Qui peut parmi nous, sur l'ensemble de ces bancs, affirmer qu'il n'est pas inquiet des coups de boutoir de Bercy contre le principe de compensation intégrale des exonérations de cotisations sociales par l'État à la sécurité sociale ? À ce sujet, je veux saluer la position courageuse de notre commission des affaires sociales, qui a adopté les amendements de suppression de cette non-compensation, soutenus par l'ensemble des oppositions et certains de nos collègues de la majorité. Pour justifier l'injustifiable, vous avez préféré au débat politique l'astuce comptable. Plutôt que de porter cette question sur le terrain des idées, parce qu'elle engage le sens et l'essence même de la sécurité sociale, vous la dissimulez maladroitement derrière de mauvaises raisons budgétaires. C'est la manifestation que la politique, en ce qu'elle porte de courage et de décisions, a cédé le pas, une fois de plus, à la technique ; la démonstration que, peut-être, le ministère chargé de la santé est plus que jamais sous la tutelle du ministère chargé du budget.

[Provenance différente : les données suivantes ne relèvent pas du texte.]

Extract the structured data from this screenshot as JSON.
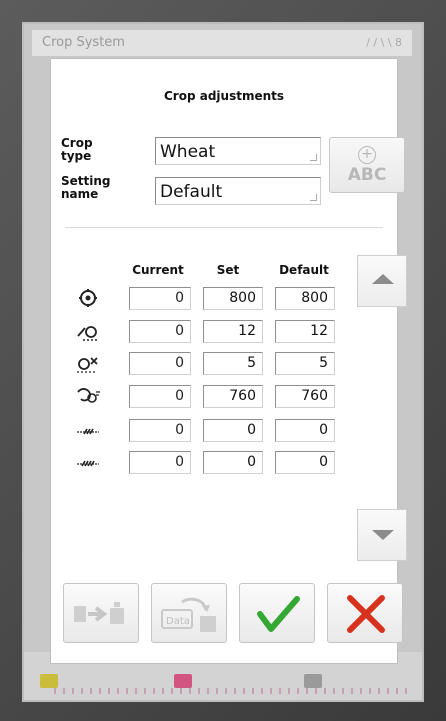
{
  "background": {
    "window_title": "Crop System",
    "title_right": "/ / \\ \\ 8"
  },
  "dialog": {
    "title": "Crop adjustments",
    "crop_type_label": "Crop\ntype",
    "crop_type_value": "Wheat",
    "setting_name_label": "Setting\nname",
    "setting_name_value": "Default"
  },
  "table": {
    "headers": [
      "Current",
      "Set",
      "Default"
    ],
    "rows": [
      {
        "icon": "cylinder-speed-icon",
        "current": "0",
        "set": "800",
        "default": "800"
      },
      {
        "icon": "concave-clearance-icon",
        "current": "0",
        "set": "12",
        "default": "12"
      },
      {
        "icon": "sieve-icon",
        "current": "0",
        "set": "5",
        "default": "5"
      },
      {
        "icon": "fan-speed-icon",
        "current": "0",
        "set": "760",
        "default": "760"
      },
      {
        "icon": "upper-sieve-icon",
        "current": "0",
        "set": "0",
        "default": "0"
      },
      {
        "icon": "lower-sieve-icon",
        "current": "0",
        "set": "0",
        "default": "0"
      }
    ]
  },
  "colors": {
    "accept": "#35a833",
    "cancel": "#d6321e",
    "disabled": "#c6c6c6"
  }
}
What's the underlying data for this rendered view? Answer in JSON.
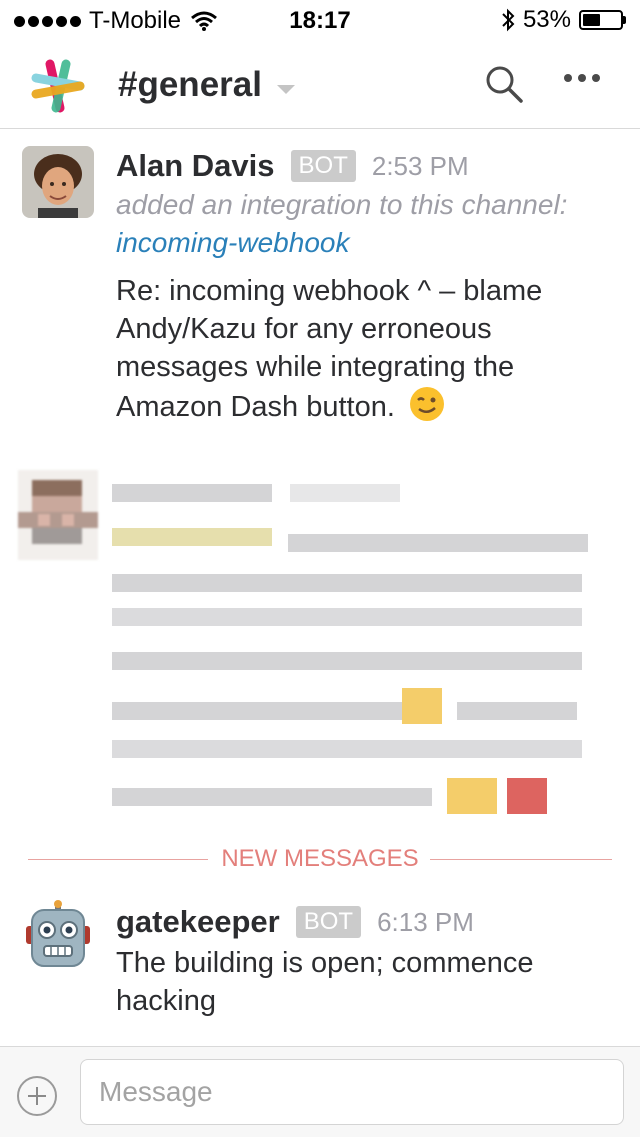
{
  "status_bar": {
    "carrier": "T-Mobile",
    "time": "18:17",
    "battery_percent": "53%",
    "battery_level": 0.53
  },
  "header": {
    "channel": "#general"
  },
  "messages": [
    {
      "author": "Alan Davis",
      "badge": "BOT",
      "time": "2:53 PM",
      "system_text": "added an integration to this channel:",
      "link": "incoming-webhook",
      "text": "Re: incoming webhook ^ – blame Andy/Kazu for any erroneous messages while integrating the Amazon Dash button."
    },
    {
      "author": "gatekeeper",
      "badge": "BOT",
      "time": "6:13 PM",
      "text": "The building is open; commence hacking"
    }
  ],
  "divider": {
    "label": "NEW MESSAGES"
  },
  "composer": {
    "placeholder": "Message"
  },
  "colors": {
    "link": "#2a80b9",
    "divider": "#e37f7b",
    "badge": "#cbcbcb"
  },
  "icons": [
    "wifi-icon",
    "bluetooth-icon",
    "slack-logo",
    "chevron-down-icon",
    "search-icon",
    "more-icon",
    "wink-emoji",
    "robot-icon",
    "plus-icon"
  ]
}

Pour revenir à l'équilibre, il vous faudra expliquer aux partenaires sociaux, aux établissements et aux professionnels de santé, aux retraités ainsi qu'aux entreprises de la filière du médicament ou du dispositif médical que les efforts qu'ils ont réalisés depuis tant d'années ont été vains. Il vous faudra leur expliquer qu'à vos yeux ces efforts n'étaient pas suffisants et que, pour quelques années encore, ils devront subir l'orthodoxie budgétaire à laquelle tous les gouvernements les ont condamnés depuis une décennie ! Et pour quelle raison ? Parce que l'État a choisi de transférer une partie de son déficit à la sécurité sociale.
Comme vous l'avez dit à juste titre, madame la ministre, le projet de loi de financement de la sécurité sociale n'est pas seulement un exercice comptable. Il devrait être la représentation chiffrée d'une vision, d'un projet, d'une destinée commune. Quelle est cette vision qui vous porte ? Quel est ce projet qui vous habite ? Où entendez-vous conduire notre système de santé dans les cinq, dix ou quinze prochaines années ? En avez-vous seulement une image claire ? Car, derrière les choix d'une politique et les ressources qu'on lui alloue, derrière les chiffres et les crédits de financement, il y a véritablement un choix de société.
Où est votre projet de société quand aucun moyen n'est provisionné dans ce budget au titre de la dépendance et du grand âge, alors même que vous nous promettez une loi au printemps prochain ?
Où est votre modèle de société lorsqu'à la suite de la réforme du reste à charge zéro, les premières augmentations des cotisations des mutuelles complémentaires se font jour, parfois très au-delà de l'inflation ?
Où est votre choix de société lorsque 12 millions de personnes vivent avec une pathologie psychiatrique avérée et que vous n'envisagez pas de réforme du financement de la psychiatrie avant au mieux 2021 ?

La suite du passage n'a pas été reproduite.